The 60-year-old managing director of the IMF won’t face a fine or prison term, Judge Martine Ract-Madoux said on Monday. The judges on the Cour de Justice de la Republique, which specialises in ministerial misconduct, said that Lagarde should have done more to overturn a Euro 285 million ($300 million) payout to a businessman in an arbitration case.
“Of course, Lagarde has been set back by this verdict,” Michael Fuchs, a deputy parliamentary caucus leader of German Chancellor Angela Merkel’s party, said in an interview. “What the consequences will be is hard to say.”
Patrick Maisonneuve, Lagarde’s lawyer, said he couldn’t understand the reasoning behind the verdict.
Lagarde was diligent and “requested opinions from lawyers — and that’s where I don’t understand the court’s decision,” said Maisonneuve. “She always acted in the general interest, with knowledge of the facts.”
Lagarde, who didn’t attend Monday’s hearing, was cleared of another count related to her initial decision to enter into the arbitration agreement.
The conviction puts the IMF in an awkward position as Lagarde is the second straight managing director of the fund to run into legal troubles.
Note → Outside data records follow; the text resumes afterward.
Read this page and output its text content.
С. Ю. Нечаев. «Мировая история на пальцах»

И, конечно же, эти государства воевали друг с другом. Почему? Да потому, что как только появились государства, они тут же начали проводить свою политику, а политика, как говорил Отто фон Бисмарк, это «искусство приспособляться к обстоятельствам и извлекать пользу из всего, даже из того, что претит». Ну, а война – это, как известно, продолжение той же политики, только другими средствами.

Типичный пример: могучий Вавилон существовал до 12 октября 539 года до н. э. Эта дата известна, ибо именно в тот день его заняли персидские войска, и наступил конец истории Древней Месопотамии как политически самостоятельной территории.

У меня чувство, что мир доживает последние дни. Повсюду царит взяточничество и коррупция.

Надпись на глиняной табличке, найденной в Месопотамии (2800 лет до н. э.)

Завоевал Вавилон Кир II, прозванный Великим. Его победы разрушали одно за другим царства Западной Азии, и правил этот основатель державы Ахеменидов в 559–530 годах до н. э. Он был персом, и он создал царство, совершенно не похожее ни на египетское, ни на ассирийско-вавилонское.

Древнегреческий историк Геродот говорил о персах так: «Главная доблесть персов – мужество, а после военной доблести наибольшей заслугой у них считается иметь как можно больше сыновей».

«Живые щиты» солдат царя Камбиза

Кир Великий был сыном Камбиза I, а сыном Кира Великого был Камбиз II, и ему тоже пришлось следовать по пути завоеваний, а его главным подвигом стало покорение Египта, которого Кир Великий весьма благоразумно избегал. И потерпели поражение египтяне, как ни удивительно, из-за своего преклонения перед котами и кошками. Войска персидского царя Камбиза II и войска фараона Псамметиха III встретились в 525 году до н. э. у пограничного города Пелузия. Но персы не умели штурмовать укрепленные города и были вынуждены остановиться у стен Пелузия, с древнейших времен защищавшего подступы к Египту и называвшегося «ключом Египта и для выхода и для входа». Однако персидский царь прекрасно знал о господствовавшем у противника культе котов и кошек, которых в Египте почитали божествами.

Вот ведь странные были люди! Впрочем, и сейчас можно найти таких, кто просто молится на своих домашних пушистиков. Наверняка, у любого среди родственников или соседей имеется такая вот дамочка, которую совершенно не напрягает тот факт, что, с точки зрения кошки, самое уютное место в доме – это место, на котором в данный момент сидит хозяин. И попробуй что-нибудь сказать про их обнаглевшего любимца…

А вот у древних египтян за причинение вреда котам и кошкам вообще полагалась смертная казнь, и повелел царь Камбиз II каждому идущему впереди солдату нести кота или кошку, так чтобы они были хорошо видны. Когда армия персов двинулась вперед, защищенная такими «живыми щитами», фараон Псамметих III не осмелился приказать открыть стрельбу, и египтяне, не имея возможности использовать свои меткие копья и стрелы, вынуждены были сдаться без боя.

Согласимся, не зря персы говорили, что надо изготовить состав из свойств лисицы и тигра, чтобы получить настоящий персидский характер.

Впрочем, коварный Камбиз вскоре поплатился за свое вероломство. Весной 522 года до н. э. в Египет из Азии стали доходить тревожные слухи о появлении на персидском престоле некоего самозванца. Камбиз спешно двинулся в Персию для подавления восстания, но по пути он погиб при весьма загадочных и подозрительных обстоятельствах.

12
Her predecessor, Dominique Strauss-Kahn, resigned in 2011 amid allegations that he sexually assaulted a maid at a New York hotel.
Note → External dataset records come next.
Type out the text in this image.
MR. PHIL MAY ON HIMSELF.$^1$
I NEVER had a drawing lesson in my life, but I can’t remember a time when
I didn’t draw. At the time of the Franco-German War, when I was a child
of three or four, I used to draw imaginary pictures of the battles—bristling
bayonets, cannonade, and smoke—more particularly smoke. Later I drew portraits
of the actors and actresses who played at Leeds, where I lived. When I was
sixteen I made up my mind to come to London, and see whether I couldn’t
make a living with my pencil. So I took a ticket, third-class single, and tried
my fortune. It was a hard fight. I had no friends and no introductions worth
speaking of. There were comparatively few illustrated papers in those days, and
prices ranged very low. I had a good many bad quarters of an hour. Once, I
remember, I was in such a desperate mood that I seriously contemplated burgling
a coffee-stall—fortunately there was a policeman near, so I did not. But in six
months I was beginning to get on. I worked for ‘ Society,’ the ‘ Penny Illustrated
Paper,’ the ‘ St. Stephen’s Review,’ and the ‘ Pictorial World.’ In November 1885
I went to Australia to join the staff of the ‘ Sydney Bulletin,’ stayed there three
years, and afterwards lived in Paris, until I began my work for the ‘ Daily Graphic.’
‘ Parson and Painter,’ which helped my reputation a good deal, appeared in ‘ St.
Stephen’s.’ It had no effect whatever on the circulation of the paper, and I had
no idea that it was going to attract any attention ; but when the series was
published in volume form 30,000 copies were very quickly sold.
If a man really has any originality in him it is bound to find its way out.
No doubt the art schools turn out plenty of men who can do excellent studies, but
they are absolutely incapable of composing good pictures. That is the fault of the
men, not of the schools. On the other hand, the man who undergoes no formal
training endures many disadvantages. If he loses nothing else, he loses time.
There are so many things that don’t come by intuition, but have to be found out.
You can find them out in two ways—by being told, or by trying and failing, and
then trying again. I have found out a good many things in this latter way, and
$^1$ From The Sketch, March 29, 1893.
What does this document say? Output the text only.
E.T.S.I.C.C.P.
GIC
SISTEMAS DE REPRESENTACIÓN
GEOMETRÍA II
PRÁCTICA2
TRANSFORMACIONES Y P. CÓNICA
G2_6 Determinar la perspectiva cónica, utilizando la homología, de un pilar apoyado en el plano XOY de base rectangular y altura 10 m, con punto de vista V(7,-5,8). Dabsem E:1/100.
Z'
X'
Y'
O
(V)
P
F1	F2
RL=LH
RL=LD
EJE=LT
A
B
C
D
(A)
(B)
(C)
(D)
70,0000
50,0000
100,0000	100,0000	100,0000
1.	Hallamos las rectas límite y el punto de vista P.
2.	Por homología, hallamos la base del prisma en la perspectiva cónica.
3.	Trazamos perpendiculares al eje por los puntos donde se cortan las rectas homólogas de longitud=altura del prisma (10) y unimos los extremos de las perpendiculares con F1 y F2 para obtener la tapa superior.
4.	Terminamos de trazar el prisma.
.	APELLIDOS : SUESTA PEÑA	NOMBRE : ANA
The Paris trial looked into how Lagarde handled a dispute between former state-owned bank Credit Lyonnais and businessman Bernard Tapie over the 1993 sale of Adidas. Lagarde allowed the disagreement to go to arbitration — at the start of the financial crisis — and then didn’t appeal the arbitral award.
The subsequent government payout was cut to zero last year after doubts were cast on the impartiality of one of the three arbitrators.
Lagarde didn’t fully examine the award, the “violent wording” of which could “only have led the minister” to seek to overturn it in court, Ract-Madoux said.
“Overall, Lagarde was negligent in seeking information” to guide her views about a bid for annulment, the court president said.
Lagarde should have sought proper explanations from her staff after learning that the Tapie award included — against her own wishes — Euro 45 million in damages, Ract-Madoux said. Lagarde’s decision not to seek to annul the award “permitted the Tapie couple to embezzle Euro 45 million.”
Still, the court “noted that we were in a particularly difficult economic and political context that truly ate up a lot of the minister’s time,” Maisonneuve said.
The Cour de Justice also noted her “international reputation” to explain why she didn’t deserve a penalty or a sentence.
On the second day of the trial earlier this month, Lagarde told the court, which specialises in ministerial misconduct, she’d relied on her then chief of staff, Stephane Richard, to screen thousands of documents and provide advice on using arbitration in the dispute.
Richard, now Orange’s chief executive officer, refused to testify during the trial, citing a parallel criminal probe that allowed him to remain silent. He has been charged by French investigative magistrates of hiding key elements in the Tapie case from Lagarde, including administrative notes that opposed arbitration.